For instance, the updated platform will boast better generative designs. It will automatically regenerate the specs of designs created using CAD software and recreate the best possible design, enabling users to reassess and elevate the quality of a design. It will also regenerate designs from scans, with the regenerated design featuring specs that are as close to the scans’ as possible. In this regard, it will save time as it will not require users to manually create the designs. More details will, of course, be made available as the launch nears.
Indeed, these solutions are bound to make AI more available, with the associated impacts being undeniably widespread in the future. For instance, more designers and engineers will get to enjoy more productivity and efficiency, reduced costs and errors, better and more efficient designs, and more optimized manufacturing processes.
Challenges, Risks, and Concerns
But as AI becomes even more widespread, so too are concerns around the following:
- Ethics: AI models have to be trained using data. However, the source of that data may pose ethical questions. For instance, is the data sourced appropriately from the copyright owners?

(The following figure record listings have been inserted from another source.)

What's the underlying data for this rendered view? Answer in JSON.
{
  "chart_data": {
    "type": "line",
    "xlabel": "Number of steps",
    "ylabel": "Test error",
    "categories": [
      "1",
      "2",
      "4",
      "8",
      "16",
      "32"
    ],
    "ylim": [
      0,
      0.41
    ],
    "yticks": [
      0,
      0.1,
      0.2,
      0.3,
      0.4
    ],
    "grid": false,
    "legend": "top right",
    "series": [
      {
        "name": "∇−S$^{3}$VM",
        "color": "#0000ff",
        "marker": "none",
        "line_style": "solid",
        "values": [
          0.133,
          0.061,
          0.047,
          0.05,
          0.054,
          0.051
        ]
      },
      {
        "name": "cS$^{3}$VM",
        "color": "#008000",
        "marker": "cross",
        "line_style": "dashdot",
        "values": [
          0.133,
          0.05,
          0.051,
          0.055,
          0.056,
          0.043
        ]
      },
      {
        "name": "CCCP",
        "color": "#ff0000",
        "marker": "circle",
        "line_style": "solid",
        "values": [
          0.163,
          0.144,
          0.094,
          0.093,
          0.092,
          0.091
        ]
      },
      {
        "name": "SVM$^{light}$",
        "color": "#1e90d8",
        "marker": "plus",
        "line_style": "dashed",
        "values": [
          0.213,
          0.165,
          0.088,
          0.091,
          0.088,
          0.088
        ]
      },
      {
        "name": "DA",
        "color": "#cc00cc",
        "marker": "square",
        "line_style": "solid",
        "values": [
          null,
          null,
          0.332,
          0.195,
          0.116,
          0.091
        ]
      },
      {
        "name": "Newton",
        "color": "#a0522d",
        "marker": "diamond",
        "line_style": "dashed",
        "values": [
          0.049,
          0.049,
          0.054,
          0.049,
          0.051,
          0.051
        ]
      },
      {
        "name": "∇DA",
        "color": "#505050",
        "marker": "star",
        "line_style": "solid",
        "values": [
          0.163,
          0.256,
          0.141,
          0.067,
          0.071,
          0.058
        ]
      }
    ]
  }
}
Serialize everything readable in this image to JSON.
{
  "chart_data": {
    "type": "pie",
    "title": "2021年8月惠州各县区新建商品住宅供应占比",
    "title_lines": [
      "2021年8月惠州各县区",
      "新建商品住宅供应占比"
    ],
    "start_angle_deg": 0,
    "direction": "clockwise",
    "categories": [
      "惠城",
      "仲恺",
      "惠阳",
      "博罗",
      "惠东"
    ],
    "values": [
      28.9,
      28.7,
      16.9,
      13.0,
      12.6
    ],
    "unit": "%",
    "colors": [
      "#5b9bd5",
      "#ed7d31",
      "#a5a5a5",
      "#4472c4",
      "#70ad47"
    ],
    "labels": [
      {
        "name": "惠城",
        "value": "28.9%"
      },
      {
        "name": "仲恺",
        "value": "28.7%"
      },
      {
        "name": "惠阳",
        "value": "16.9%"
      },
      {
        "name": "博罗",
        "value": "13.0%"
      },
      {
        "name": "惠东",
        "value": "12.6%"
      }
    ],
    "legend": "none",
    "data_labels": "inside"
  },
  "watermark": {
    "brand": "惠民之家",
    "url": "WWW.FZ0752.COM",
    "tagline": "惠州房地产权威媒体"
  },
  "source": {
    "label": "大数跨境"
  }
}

- Algorithmic bias: AI is only as good as the training data used. Thus, if that data is biased, the AI-driven solution will also have some bias. In the context of CAD, it can lead to the generation of designs that only favor certain conditions while ignoring others.
- Privacy concerns: AI computer systems collect and process huge volumes of data. As such, there is always a risk that the data might be mishandled due to a data breach or intentional data leaks. What happens then when the data leak includes designs of sensitive projects or those that constitute trade secrets?
- Misuse: AI empowers even less experienced CAD users to create robust designs. If such solutions land in the hands of individuals with malicious intent, they can develop products that cause harm.
Artificial intelligence plays a crucial role in the CAD space. It is used to generate designs, improve the quality and speed of simulations, mitigate risks, promote safety, and optimize manufacturing processes. Moving forward, CAD developers are likely to integrate AI into more of their solutions, making the technology available to more users. At the same time, however, it is important to be mindful that AI is not always positive. It has inherent risks and challenges. These include ethical questions, privacy concerns, risk of misuse, and bias.